McKinley Boston

No. 82
- Positions: Defensive end, Linebacker

Personal information
- Born: November 5, 1945 (age 80) Elizabeth City, North Carolina, U.S.
- Listed height: 6 ft 2 in (1.88 m)
- Listed weight: 250 lb (113 kg)

Career information
- High school: P.W. Moore (Elizabeth City)
- College: Minnesota (1964-1967)
- NFL draft: 1968: 15th round, 396th overall pick

Career history

Playing
- New York Giants (1968–1969); Long Island Bulls (1970);

Operations
- Kean (1986-1987) Athletic director; Rhode Island (1989-1991) Athletic director; Minnesota (1991-1995) Athletic director; New Mexico State (2004-2014) Athletic director;

Awards and highlights
- First-team All-Big Ten (1967);

Career NFL statistics
- Fumble recoveries: 4
- Sacks: 4.5
- Stats at Pro Football Reference

= McKinley Boston =

American football player and coach, college athletics administrator

McKinley Boston Jr. (born November 5, 1945) is an American university administrator.

Boston is from Elizabeth City, North Carolina and graduated from P. W. Moore High School in 1964. He attended the University of Minnesota from 1964 to 1968 where he played football. Boston went on to play professionally for the New York Giants in the National Football League (NFL) and for the BC Lions in the Canadian Football League (CFL) for two years.

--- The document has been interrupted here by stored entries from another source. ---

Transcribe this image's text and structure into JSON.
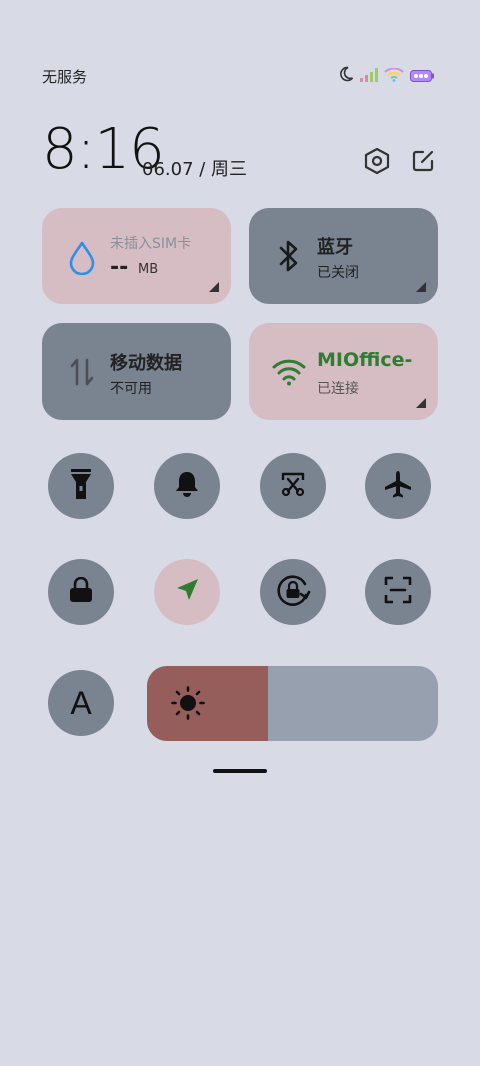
{
  "status_bar": {
    "carrier_text": "无服务",
    "icons": [
      "moon-icon",
      "signal-icon",
      "wifi-icon",
      "battery-icon"
    ]
  },
  "header": {
    "time": "8:16",
    "date": "06.07 / 周三",
    "icons": [
      "settings-icon",
      "edit-icon"
    ]
  },
  "tiles": {
    "sim": {
      "title": "未插入SIM卡",
      "value": "--",
      "unit": "MB",
      "icon": "water-drop-icon"
    },
    "bluetooth": {
      "title": "蓝牙",
      "status": "已关闭",
      "icon": "bluetooth-icon"
    },
    "mobile_data": {
      "title": "移动数据",
      "status": "不可用",
      "icon": "data-arrows-icon"
    },
    "wifi": {
      "title": "MIOffice-",
      "status": "已连接",
      "icon": "wifi-icon",
      "accent": "#2e7d32"
    }
  },
  "toggles_row1": [
    "flashlight-icon",
    "bell-icon",
    "screenshot-icon",
    "airplane-icon"
  ],
  "toggles_row2": [
    "lock-icon",
    "location-icon",
    "rotation-lock-icon",
    "scan-icon"
  ],
  "brightness": {
    "level": 0.415,
    "icon": "sun-icon",
    "fill_color": "#965e5a"
  },
  "font_button": {
    "label": "A"
  }
}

Boston received his bachelor's degree in 1973 and his master's degree in 1974 from Montclair State University. He received his doctorate in education in 1987 from New York University.

Boston served as director of athletics at Kean College in Union, New Jersey (1986–1987) and University of Rhode Island (1989–1991).

Boston was named the AD at the University of Minnesota in 1991 and in 1995 he became vice president for student development and athletics at Minnesota. He left the University of Minnesota in 1999, along with then-men's athletic director Mark Dienhart, in connection with the release by the university of a report on an academic cheating scandal involving the men's basketball program.

Boston was athletic director at New Mexico State University. He was named athletics director on December 14, 2004, and retired effective December 31, 2014.